Implications and Future Developments
Genie's launch has far-reaching implications for software development teams, particularly those looking to enhance productivity and reduce the time spent on routine tasks. With its ability to autonomously handle complex programming challenges, Genie could potentially transform the way engineering resources are allocated, allowing teams to focus on more strategic initiatives.
"We're sprinting towards a future where engineering resources are no longer a constraint," said Pullen. "The value of an AI colleague that can jump into an unknown codebase, solve unseen problems, and do so orders of magnitude faster than a human is self-evident."
Cosine has ambitious plans for Genie's future development. The company intends to expand its model portfolio to include smaller models for simpler tasks and larger models capable of handling more complex challenges. Additionally, Cosine plans to extend its work into open-source communities by context-extending one of the leading open-source models and pre-training on a vast dataset.
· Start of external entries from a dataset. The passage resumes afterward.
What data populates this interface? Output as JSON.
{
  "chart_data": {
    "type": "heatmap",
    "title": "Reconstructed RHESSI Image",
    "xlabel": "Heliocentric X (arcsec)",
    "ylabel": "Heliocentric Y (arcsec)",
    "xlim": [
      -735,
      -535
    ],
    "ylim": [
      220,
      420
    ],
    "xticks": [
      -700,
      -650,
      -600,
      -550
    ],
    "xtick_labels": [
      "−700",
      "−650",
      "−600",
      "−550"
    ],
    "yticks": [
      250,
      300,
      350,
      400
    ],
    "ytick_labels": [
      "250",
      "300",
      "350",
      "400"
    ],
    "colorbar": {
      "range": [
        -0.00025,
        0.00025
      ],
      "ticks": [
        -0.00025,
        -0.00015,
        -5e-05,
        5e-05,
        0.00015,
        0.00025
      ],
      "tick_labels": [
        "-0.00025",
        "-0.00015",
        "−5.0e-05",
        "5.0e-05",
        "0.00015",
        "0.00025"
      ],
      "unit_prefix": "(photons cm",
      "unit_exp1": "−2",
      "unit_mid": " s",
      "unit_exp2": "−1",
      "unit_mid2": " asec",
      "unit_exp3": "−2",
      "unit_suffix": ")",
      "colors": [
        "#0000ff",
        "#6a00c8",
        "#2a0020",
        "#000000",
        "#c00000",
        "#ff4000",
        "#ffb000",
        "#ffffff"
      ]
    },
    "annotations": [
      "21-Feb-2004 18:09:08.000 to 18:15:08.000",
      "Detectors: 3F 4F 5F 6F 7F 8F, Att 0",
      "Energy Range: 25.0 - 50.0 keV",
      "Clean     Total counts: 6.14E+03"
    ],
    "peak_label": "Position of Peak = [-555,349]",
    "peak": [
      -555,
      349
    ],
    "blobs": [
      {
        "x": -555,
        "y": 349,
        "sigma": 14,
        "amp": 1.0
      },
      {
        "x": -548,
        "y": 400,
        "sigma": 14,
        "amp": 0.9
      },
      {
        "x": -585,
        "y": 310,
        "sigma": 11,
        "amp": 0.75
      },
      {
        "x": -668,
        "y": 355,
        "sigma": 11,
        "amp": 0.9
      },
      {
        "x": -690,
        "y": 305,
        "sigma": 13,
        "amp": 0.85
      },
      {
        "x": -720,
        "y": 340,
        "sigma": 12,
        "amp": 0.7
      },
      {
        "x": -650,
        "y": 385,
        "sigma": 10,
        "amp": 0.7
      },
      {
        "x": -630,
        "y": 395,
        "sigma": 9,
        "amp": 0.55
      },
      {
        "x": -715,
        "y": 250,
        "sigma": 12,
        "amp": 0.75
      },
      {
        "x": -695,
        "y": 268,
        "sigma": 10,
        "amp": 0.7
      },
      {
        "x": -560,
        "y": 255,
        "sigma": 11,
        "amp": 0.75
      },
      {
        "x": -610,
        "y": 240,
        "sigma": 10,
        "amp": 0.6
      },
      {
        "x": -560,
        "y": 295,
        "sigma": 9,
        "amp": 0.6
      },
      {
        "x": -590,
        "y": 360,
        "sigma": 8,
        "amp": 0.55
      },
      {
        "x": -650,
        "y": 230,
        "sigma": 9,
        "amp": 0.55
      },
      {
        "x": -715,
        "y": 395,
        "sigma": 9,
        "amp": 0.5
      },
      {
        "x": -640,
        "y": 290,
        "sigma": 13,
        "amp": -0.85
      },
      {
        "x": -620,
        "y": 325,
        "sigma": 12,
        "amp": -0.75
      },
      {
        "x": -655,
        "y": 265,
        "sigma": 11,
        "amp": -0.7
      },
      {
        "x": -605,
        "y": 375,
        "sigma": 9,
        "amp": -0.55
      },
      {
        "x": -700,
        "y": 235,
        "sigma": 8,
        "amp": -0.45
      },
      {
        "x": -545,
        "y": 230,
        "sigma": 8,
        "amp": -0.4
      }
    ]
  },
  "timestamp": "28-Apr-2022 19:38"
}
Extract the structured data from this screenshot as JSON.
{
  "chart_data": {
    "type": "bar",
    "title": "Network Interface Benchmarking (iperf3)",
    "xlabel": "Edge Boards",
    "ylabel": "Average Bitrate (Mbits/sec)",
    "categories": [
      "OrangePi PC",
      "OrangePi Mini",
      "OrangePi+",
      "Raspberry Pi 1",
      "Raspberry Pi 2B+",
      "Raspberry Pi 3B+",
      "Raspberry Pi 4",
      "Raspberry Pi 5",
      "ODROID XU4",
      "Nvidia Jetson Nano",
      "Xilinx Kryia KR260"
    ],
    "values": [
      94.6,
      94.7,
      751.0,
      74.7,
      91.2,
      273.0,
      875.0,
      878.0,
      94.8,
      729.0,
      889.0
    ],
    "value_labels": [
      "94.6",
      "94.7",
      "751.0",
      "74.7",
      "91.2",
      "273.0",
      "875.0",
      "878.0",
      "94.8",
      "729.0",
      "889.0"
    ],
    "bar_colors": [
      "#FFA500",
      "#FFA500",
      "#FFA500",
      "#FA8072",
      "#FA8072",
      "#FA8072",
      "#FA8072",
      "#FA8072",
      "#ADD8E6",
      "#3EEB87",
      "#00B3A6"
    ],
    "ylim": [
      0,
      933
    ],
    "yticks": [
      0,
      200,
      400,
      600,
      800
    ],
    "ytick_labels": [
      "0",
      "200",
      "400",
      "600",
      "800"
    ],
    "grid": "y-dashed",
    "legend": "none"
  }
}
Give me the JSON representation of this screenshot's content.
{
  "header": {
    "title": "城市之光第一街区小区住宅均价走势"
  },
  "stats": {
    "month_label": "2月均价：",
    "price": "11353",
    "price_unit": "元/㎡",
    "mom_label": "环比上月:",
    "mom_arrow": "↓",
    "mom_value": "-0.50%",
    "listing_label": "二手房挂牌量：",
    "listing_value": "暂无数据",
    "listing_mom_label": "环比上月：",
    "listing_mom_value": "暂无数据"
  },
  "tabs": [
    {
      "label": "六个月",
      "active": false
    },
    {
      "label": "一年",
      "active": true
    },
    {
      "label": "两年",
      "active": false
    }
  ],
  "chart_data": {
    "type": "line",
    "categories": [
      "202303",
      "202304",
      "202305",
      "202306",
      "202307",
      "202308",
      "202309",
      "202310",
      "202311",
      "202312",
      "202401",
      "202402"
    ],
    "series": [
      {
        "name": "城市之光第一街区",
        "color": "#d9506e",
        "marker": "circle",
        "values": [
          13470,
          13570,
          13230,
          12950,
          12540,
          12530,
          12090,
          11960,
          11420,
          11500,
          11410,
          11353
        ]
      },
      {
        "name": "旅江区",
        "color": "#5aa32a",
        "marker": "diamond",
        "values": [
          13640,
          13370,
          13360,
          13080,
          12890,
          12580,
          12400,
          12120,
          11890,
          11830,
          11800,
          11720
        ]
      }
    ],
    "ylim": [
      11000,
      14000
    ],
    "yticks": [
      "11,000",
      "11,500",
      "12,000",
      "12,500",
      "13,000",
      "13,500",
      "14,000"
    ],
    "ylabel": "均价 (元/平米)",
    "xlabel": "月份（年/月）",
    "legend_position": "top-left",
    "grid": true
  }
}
Availability and Next Steps
While Genie is already being rolled out to select users, broader access is still being managed.
Interested parties can apply for early access to try Genie on their projects by filling out a webform on the Cosine website.
Cosine remains committed to continuous improvement, with plans to ship regular updates to Genie's capabilities based on customer feedback.
"SWE-Bench recently changed their submission requirements to include the full working process of AI models, which poses a challenge for us as it would require revealing proprietary methodologies," noted Pullen. "For now, we've decided to keep these internal processes confidential, but we've made Genie's final outputs publicly available for independent verification on GitHub."
More on Cosine
Cosine is a human reasoning lab focused on researching and codifying how humans perform tasks, with the aim of teaching AI to mimic, excel at, and expand on these tasks.
Founded in 2022 by Pullen, Sam Stenner, and Yang Li, the company's mission is to push the boundaries of AI by applying human reasoning to solve complex problems, starting with software engineering.
With a small but highly skilled team, Cosine has already made significant strides in the AI field, and Genie is just the beginning.
"We truly believe that we're able to codify human reasoning for any job and industry," Pullen stated in the announcement blog post. "Software engineering is just the most intuitive starting point, and we can't wait to show you everything else we're working on."